Monday, 2 March 2015 from 16:00 to 18:30 (GMT)
Temple of Peace
CF10 3AP Cardiff
AIM AND OBJECTIVES
Sub-Sahara Advisory Panel (SSAP) and Wales Audit Office are hosting this training session aimed at enabling charities in the international development sector on how to be more effective in managing grants and having strong and effective governing structures. To do so, this training will look at matters such as
– How to prepare your organisation for grant funding;
– Where to look for grants;
– How to manage your grants when you get them;
– How to deal with audits and project succession (or closedown);
– Essentials for charity trustees;
– Governing and Managing grants well.
WHAT IS GRANTS MANAGEMENT?
Whether you are a giver or receiver of grant funds, (or both),managing grants and funding relationships is a part of life for most NGOs. Relationship between donors and NGOs tend to be determined by the communication and engagement between the two. Donors and NGOs need each other. In order to be effective at managing relationships with donors, NGOs need to have strong governance structures that will prove and enhance their chances of receiving funds.
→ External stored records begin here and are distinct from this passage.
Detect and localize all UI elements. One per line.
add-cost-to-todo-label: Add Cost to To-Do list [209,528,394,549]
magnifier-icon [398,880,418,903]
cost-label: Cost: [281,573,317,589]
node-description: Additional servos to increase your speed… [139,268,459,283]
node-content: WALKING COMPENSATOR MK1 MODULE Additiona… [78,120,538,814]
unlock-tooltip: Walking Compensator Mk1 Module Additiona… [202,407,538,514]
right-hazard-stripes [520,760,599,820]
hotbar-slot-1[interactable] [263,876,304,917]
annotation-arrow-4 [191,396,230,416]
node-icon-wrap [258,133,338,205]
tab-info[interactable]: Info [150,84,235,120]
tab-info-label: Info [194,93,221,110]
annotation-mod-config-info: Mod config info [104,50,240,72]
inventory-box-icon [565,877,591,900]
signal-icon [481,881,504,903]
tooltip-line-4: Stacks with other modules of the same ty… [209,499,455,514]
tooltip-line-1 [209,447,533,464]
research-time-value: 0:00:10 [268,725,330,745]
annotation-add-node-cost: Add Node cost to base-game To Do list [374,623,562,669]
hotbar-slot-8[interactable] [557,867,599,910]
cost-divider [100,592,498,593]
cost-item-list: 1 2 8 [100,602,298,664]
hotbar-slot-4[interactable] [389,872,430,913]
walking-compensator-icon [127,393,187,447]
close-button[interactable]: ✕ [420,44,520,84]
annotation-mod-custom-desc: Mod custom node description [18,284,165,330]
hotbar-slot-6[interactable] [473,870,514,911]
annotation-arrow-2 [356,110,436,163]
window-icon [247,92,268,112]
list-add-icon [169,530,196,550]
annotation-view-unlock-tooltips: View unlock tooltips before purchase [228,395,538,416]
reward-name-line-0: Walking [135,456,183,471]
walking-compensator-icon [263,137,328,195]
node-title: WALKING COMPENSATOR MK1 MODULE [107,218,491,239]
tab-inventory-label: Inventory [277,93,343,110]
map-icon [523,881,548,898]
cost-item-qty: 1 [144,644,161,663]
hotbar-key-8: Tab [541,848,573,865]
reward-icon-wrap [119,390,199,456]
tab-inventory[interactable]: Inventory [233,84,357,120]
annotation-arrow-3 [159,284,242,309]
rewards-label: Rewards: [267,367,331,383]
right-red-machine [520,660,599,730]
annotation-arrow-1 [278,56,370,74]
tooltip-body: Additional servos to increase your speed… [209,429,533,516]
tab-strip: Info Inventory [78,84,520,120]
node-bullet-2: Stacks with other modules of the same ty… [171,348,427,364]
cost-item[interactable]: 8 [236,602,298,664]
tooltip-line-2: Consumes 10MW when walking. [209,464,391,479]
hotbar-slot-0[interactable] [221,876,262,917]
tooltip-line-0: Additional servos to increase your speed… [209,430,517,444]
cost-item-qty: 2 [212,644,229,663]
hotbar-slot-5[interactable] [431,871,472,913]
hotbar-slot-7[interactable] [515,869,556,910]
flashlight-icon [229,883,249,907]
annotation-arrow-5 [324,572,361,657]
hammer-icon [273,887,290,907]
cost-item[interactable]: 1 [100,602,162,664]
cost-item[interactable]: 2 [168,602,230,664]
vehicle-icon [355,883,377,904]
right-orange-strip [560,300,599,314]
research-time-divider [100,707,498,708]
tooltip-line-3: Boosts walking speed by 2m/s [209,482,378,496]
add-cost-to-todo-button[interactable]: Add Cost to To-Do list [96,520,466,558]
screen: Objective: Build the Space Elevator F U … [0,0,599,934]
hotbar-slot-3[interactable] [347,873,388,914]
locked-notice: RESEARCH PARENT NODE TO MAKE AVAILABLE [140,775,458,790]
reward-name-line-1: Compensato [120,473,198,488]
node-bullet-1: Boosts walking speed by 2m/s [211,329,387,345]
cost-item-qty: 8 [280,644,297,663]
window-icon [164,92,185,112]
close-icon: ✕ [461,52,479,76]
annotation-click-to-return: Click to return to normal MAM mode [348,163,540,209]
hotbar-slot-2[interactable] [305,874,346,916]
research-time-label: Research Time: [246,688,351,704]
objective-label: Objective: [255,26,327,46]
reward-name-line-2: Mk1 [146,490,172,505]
NGOs often receive funds from donors, which they spend themselves and sometimes pass on to other organisations. For example, it is common for a government department to fund an international NGO which funds a local NGO which funds grass-roots community organisations.
Partnership is a ‘buzz’ word in the world of grant making. But it is sometimes used when in fact the relationship does not feel collaborative or equal. Donors and NGOs need each other. Donors provide funds, and without funds NGOs cannot achieve their objectives. But donors also have their own agendas and objectives which they cannot achieve without implementing NGOs. Developing good relationships and shared understanding is really important if both sides are to work together effectively to achieve their goals.But managing relationships between organisations is not easy – you will probably have experienced challenges like language and culture differences, lack of understanding or respect for each other, problems with email communication, funds sent late, accountability reports sent late, difficult grant conditions and the messy complexity of implementing aid or development programmes. All this makes for a challenging environment.
WHAT IS GOVERNANCE?
Charities are generally governed by a trustee board that takes overall responsibility for its work. Governance is a term used to describe the trustees’ role in:
the long term direction of the charity, including its objectives or purposes
implementing policies and activities to achieve objectives
complying with legal requirements
accountability to those with an interest or ‘stake’ in the charity
Good governance should happen throughout a charity. The trustee board is responsible for good governance but they rely on many different people to be able to govern well: staff, volunteers, advisors and stakeholders.